This does not mean, however, that people are not optimistic about others’ outcomes—they are merely less so. Although the planning fallacy is greatly reduced when a person predicts a yoked peer’s completion time, predictions about others still tend to be overly optimistic relative to actual completion times (Buehler et al., 1994). Similarly, Helzer and Dunning (in press) asked students in a psychology class to predict their future exam performance. The investigators then gave each student’s background information (e.g., the student’s studying intentions, goals for the upcoming exam, performance on a previous exam) to a yoked peer and asked the peer to predict that student’s performance. Although peer predictions were more accurate than self-predictions, peer predictions were still optimistic relative to the test takers’ actual performance. Thus, although people are particularly optimistic about their own futures, they are broadly optimistic about the future in general.
The Perceived Role of the Will in Producing Outcomes
When people talk about the will, and when scholars write about it, they typically have in mind a faculty that allows a person to stick with his or her goals and to persist in the face of temptation (Locke & Kristoff, 1996). The related construct, willpower, is thought of as an energy reserve that allows the self to continue with willed action and to combat fatigue and the forces of temptation (Baumeister, Bratslavsky, Muraven, & Tice, 1998; Baumeister & Vohs, 2003). Mischel (1996) offered an account that aims for further conceptual clarity by distinguishing the will from related concepts such as intentionality. For Mischel, a person’s will (and willpower) is the critical ingredient that transforms intentions into actions, enabling behavioral commitment to one’s goals. In other words, willpower is the force that directs and sustains effort toward the realization of an intended outcome.

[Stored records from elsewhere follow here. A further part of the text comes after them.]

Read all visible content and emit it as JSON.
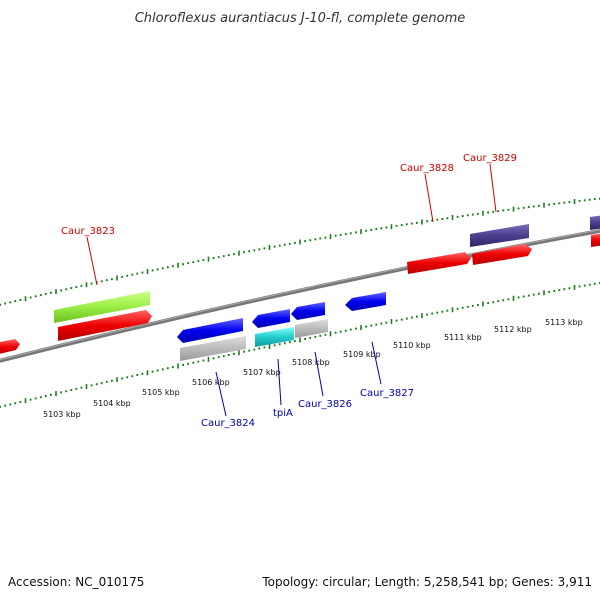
{
  "title": "Chloroflexus aurantiacus J-10-fl, complete genome",
  "accession": "Accession: NC_010175",
  "summary": "Topology: circular; Length: 5,258,541 bp; Genes: 3,911",
  "colors": {
    "forward_label": "#cc0000",
    "reverse_label": "#0000aa",
    "ticks": "#1e7a1e",
    "backbone": "#777777"
  },
  "scale_ticks": [
    "5103 kbp",
    "5104 kbp",
    "5105 kbp",
    "5106 kbp",
    "5107 kbp",
    "5108 kbp",
    "5109 kbp",
    "5110 kbp",
    "5111 kbp",
    "5112 kbp",
    "5113 kbp"
  ],
  "forward_labels": [
    "Caur_3823",
    "Caur_3828",
    "Caur_3829"
  ],
  "reverse_labels": [
    "Caur_3824",
    "tpiA",
    "Caur_3826",
    "Caur_3827"
  ],
  "feature_colors": {
    "cds_forward": "#ee0000",
    "cds_reverse": "#0000ee",
    "grey": "#b8b8b8",
    "green": "#99ee44",
    "purple": "#4a3f8f",
    "cyan": "#22cccc"
  }
}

Because the will serves the role of translating intentions into outcomes, any increases in the perceived causal potency of the will should foster a greater sense of control, and thus, optimism about the future (see Harris, 1996). This does not mean that controllability, optimism, and willpower are interchangeable constructs. Previous investigators have distinguished controllability and optimism both theoretically and empirically (Klein & Helwig-Larsen, 2002; McKenna, 1993). Moreover, exerting more will may lead to greater controllability in some circumstances but certainly not all. Individuals who have suffered spinal cord injuries typically try to will their affected limbs to action, but if the injury is severe enough, their enhanced efforts do not produce the desired result. The exercise of will does not guarantee control. The reverse is also true: Events that are controlled do not necessarily require will. Drivers control whether their car stays on the road, but the actions that allow them to do so are so overlearned that they are hardly aware that they are doing them and no exercise of willpower is necessary to ensure that the goal is achieved.
Indeed, it is precisely because the relationship between the will and control is imperfect that temporal asymmetries in the perceived impact of the will can result in unrealistic optimism about the future. If the will is seen as a more potent causal force in the future relative to the past, the future will appear more amenable to personal control. Unrealistic optimism will creep in wherever increases in perceived control are not matched by increases in actual control.

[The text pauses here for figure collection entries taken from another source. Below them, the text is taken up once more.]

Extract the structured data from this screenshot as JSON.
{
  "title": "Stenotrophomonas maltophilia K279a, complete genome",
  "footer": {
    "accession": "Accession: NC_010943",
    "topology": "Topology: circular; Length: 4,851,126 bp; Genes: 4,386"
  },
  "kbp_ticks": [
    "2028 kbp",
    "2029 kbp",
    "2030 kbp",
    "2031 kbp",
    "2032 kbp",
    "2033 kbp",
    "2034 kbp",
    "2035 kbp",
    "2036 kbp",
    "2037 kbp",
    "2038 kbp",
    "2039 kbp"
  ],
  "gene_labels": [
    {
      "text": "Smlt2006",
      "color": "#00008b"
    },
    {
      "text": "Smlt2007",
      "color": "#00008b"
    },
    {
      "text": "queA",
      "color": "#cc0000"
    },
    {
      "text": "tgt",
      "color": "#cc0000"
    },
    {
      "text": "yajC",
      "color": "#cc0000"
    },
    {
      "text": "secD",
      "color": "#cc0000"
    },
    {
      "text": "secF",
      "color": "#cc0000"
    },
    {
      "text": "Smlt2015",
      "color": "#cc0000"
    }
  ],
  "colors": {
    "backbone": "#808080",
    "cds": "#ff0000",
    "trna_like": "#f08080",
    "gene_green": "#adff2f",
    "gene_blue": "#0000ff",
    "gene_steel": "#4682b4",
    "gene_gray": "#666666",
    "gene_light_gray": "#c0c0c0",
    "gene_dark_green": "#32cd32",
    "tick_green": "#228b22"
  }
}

Temporal Perspective as an Attributional Moderator
The hypothesis that people stress the will as a cause of future outcomes more than past outcomes is one variant of a broader literature on contextual moderators of attribution. The weight people assign to internal and external causes is (of course) guided by the particularities of the precise event to be explained, but attribution theorists have identified a number of general attributional tendencies. The well-known self-serving bias consists of people attributing their successes to internal factors and their failures to external factors (Zuckerman, 1979). The actor–observer bias (Jones & Nisbett, 1972) represents another attributional asymmetry, whereby people are more inclined to make situational attributions (and less inclined to make dispositional attributions) for their own behavior than for the behavior of others (see Malle, 2006, and Pronin & Kugler, 2010, for updated—and divergent—perspectives on the actor–observer bias). These different strands of research indicate that people are prone to asymmetries in their assessments of various causal factors—that is, events are attributed to internal factors in one frame of reference but to external factors in another. We sought to expand this work by testing whether a particular kind of internal cause, a person’s will, is judged to be more influential in the future than in the past.

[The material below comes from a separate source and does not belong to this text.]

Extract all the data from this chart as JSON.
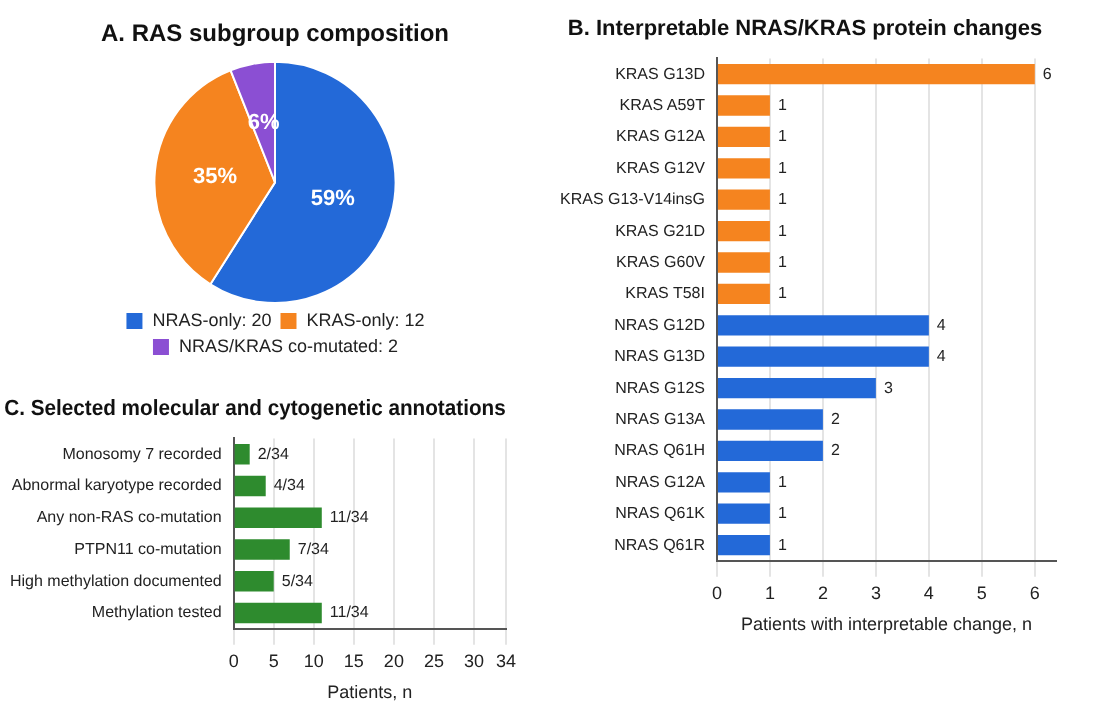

Our contention that temporal perspective is the source of another attributional asymmetry gains credence from research demonstrating that people think differently, in numerous ways, about the past versus the future. Caruso, Gilbert, and Wilson (2008) found that people place more value on events when they are set in the future than when they are set in the past. In one study, people thought they deserved greater compensation for a job when the work was set a month in the future as opposed to a month in the past.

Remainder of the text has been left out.